We buy it at Trader Joe’s where it’s usually available. Yesterday Mika had a couple of cracker/brie sandwiches which she enjoyed very much.
I love cheese and, like with almost everything else, my taste for cheese has expanded as I’ve aged. I’m almost to the point where I’d be willing to try those stinky cheeses my father loves so much. Michaella is a dairy-fiend herself and she is extremely fond of cheeses. She likes almost all of them, though I recently found out she is not fond of chevre. Her dad didn’t use to like it either, and I think Mika has inheritted Mike’s taste in food as well as his looks and personality.
I don’t know very much about cheese, however, so I figured I’d start writing about different cheeses I tried so that I could remember which ones I liked and disliked and why. I’m starting with Stilton, even though I wrote a little bit about that cheese in my posting below, as it’s a new cheese I tried today.

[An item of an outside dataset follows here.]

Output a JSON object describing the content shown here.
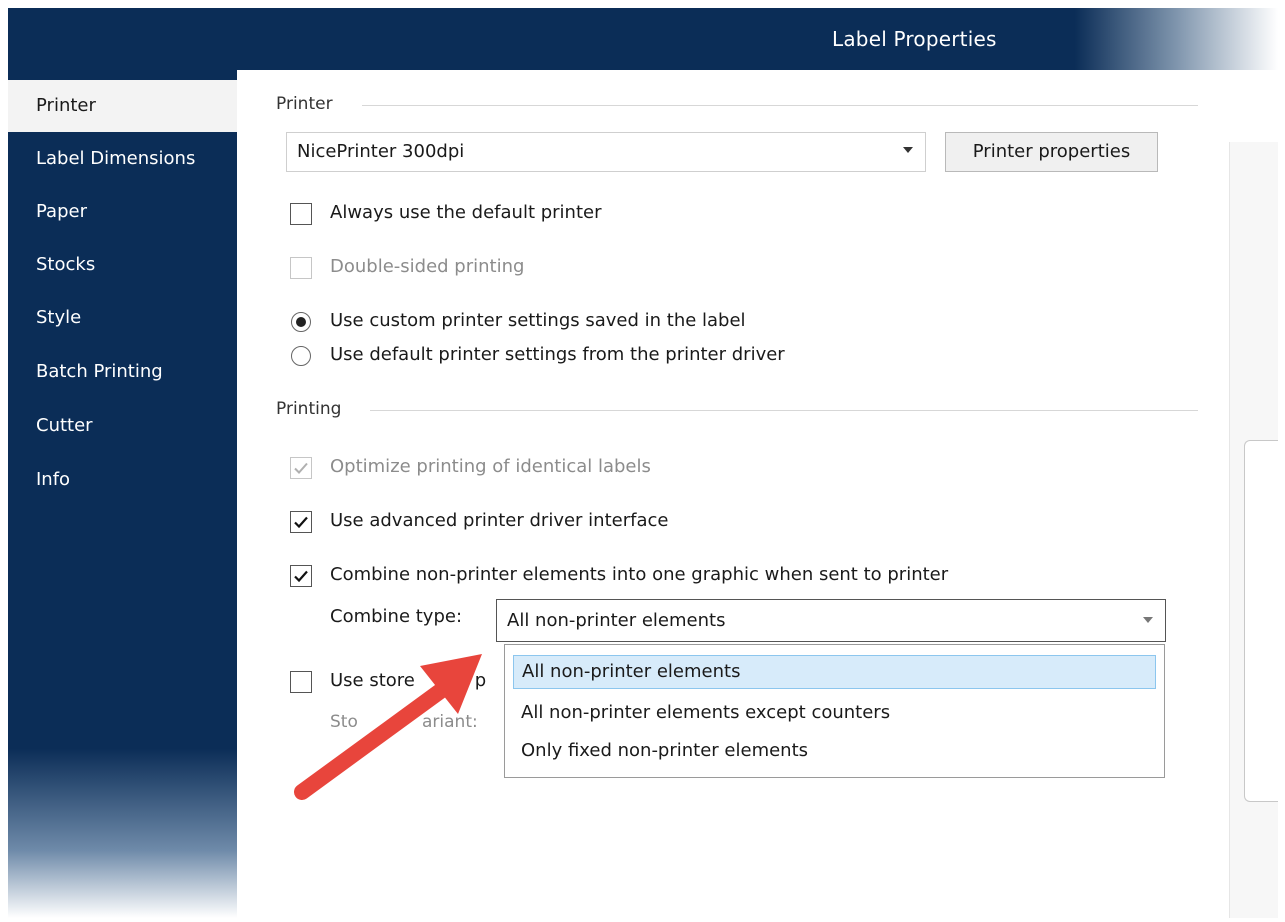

Stilton is a blue cheese from England. I found it at Safeway (Clawson brand) for $13 a lb. I really like it. It’s quite creamy for a blue cheese, though it can crumble, and has an intense flavor that is still less pungent and bitter than other blue cheeses (like Roquefort or Gorgonzola). Indeed, it doesn’t taste completely as a blue cheese – it even reminded me a little of gruyere. It was good in the blue cheese burgers I made, but it’s actually one blue cheese I’d eat by itself. Indeed, it’s recommended that you enjoy it alone with a glass of port, though I think it would also go great with the cherry preserves we had at Piperade. This is definitely a cheese I could serve as part of a cheese course or, as the British (used to?) do, as a finish to a meal.